Fit <- update(Fit, .~. - Baths)
summary(Fit)
##
## Call:
## lm(formula = SalePrice ~ LocalSell + LiveArea, data = House)
##
## Residuals:
## Min 1Q Median 3Q Max
## -5.6935 -3.2118 -0.0549 2.2044 8.1124
##
## Coefficients:
## Estimate Std. Error t value Pr(>|t|)
## (Intercept) 1.2660 2.2832 0.554 0.584
## LocalSell 2.4224 0.4849 4.996 3.77e-05 ***
## LiveArea 12.8312 2.6169 4.903 4.79e-05 ***
## ---
## Signif. codes: 0 '***' 0.001 '**' 0.01 '*' 0.05 '.' 0.1 ' ' 1
##
## Residual standard error: 4.038 on 25 degrees of freedom
## Multiple R-squared: 0.9247, Adjusted R-squared: 0.9186
## F-statistic: 153.4 on 2 and 25 DF, p-value: 9.188e-15
Using a significance level of at least 0.5, this would be the selected model: \[ SalePrice = 1.266 + 2.4224\times LocalSell + 12.8312\times LivingArea \]
par(mfrow = c(2, 2))
plot(FitRmax$fitted.values, FitRmax$residuals)
plot(FitS1$fitted.values, FitS1$residuals)
plot(Fit$fitted.values, Fit$residuals)
par(mfrow = c(1, 1))
None of the three models—Rsq max, all significant at 0.1, or the final selected model—show obvious heteroskedasticity.
par(mfrow = c(2, 2))
qqnorm(FitRmax$residuals, main = "Max Rsquared")
qqline(FitRmax$residuals)
qqnorm(FitS1$residuals, main = "Significant 0.1")
qqline(FitS1$residuals)
qqnorm(Fit$residuals, main = "Significant 0.05")
qqline(Fit$residuals)
par(mfrow = c(1, 1))
The last model has the best-fitting QQ-plot to the eye.

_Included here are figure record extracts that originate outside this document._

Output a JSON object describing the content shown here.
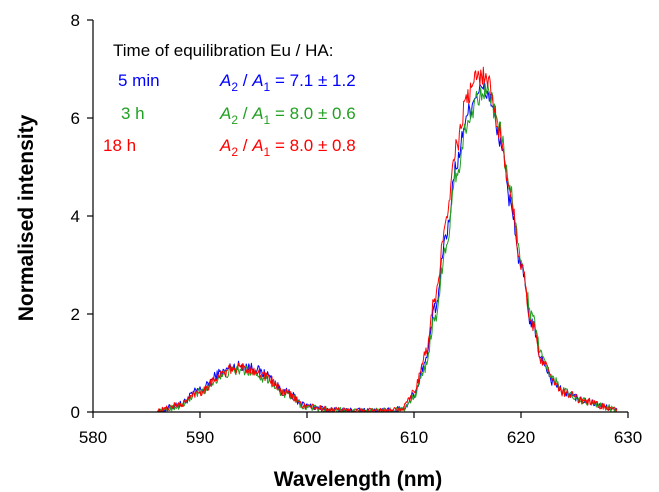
{
  "chart_data": {
    "type": "line",
    "title": "",
    "xlabel": "Wavelength (nm)",
    "ylabel": "Normalised intensity",
    "xlim": [
      580,
      630
    ],
    "ylim": [
      0,
      8
    ],
    "x_ticks": [
      "580",
      "590",
      "600",
      "610",
      "620",
      "630"
    ],
    "y_ticks": [
      "0",
      "2",
      "4",
      "6",
      "8"
    ],
    "grid": false,
    "legend_placement": "top-left",
    "legend_header": "Time of equilibration Eu / HA:",
    "series": [
      {
        "name": "5 min",
        "color": "#0000ff",
        "ratio_label": {
          "a2": "A",
          "sub2": "2",
          "slash": " / ",
          "a1": "A",
          "sub1": "1",
          "value": " = 7.1 ± 1.2"
        },
        "x": [
          586,
          588,
          590,
          592,
          593,
          594,
          595,
          596,
          598,
          600,
          602,
          604,
          606,
          608,
          609,
          610,
          611,
          612,
          613,
          614,
          615,
          616,
          616.5,
          617,
          618,
          619,
          620,
          621,
          622,
          623,
          624,
          626,
          628,
          629
        ],
        "y": [
          0.0,
          0.15,
          0.45,
          0.8,
          0.92,
          0.95,
          0.9,
          0.78,
          0.4,
          0.12,
          0.05,
          0.03,
          0.02,
          0.03,
          0.08,
          0.35,
          1.0,
          2.1,
          3.6,
          5.1,
          6.1,
          6.55,
          6.6,
          6.45,
          5.6,
          4.3,
          2.95,
          1.8,
          1.05,
          0.62,
          0.4,
          0.22,
          0.1,
          0.03
        ]
      },
      {
        "name": "3 h",
        "color": "#22a022",
        "ratio_label": {
          "a2": "A",
          "sub2": "2",
          "slash": " / ",
          "a1": "A",
          "sub1": "1",
          "value": " = 8.0 ± 0.6"
        },
        "x": [
          586,
          588,
          590,
          592,
          593,
          594,
          595,
          596,
          598,
          600,
          602,
          604,
          606,
          608,
          609,
          610,
          611,
          612,
          613,
          614,
          615,
          616,
          616.5,
          617,
          618,
          619,
          620,
          621,
          622,
          623,
          624,
          626,
          628,
          629
        ],
        "y": [
          0.0,
          0.12,
          0.4,
          0.72,
          0.84,
          0.86,
          0.82,
          0.7,
          0.36,
          0.1,
          0.05,
          0.03,
          0.02,
          0.03,
          0.07,
          0.3,
          0.9,
          1.95,
          3.4,
          4.9,
          5.9,
          6.45,
          6.6,
          6.5,
          5.75,
          4.5,
          3.15,
          1.95,
          1.15,
          0.68,
          0.42,
          0.22,
          0.1,
          0.03
        ]
      },
      {
        "name": "18 h",
        "color": "#ff0000",
        "ratio_label": {
          "a2": "A",
          "sub2": "2",
          "slash": " / ",
          "a1": "A",
          "sub1": "1",
          "value": " = 8.0 ± 0.8"
        },
        "x": [
          586,
          588,
          590,
          592,
          593,
          594,
          595,
          596,
          598,
          600,
          602,
          604,
          606,
          608,
          609,
          610,
          611,
          612,
          613,
          614,
          615,
          616,
          616.5,
          617,
          618,
          619,
          620,
          621,
          622,
          623,
          624,
          626,
          628,
          629
        ],
        "y": [
          0.02,
          0.14,
          0.42,
          0.76,
          0.88,
          0.9,
          0.86,
          0.74,
          0.38,
          0.11,
          0.05,
          0.03,
          0.02,
          0.03,
          0.1,
          0.4,
          1.15,
          2.35,
          3.9,
          5.45,
          6.45,
          6.85,
          6.9,
          6.7,
          5.75,
          4.4,
          3.0,
          1.82,
          1.05,
          0.62,
          0.4,
          0.22,
          0.1,
          0.03
        ]
      }
    ]
  }
}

With the data provided, the best fitting multiple-regression model is the one with two variables reflecting the local selling price of homes in the neighborhood and the living area. However, the linear model, at least as constructed, is not the best model for this data. While coded numeric, the case can be made for variables like Garage, Baths and Fireplaces to be considered factors, as the price is unlikely to be a function of their value but of their presence. Furthermore, with limited possibilities for these factors, but with the presence of real quantitative values as well, this data set would be better served by a tree-based model such as a Random Forest.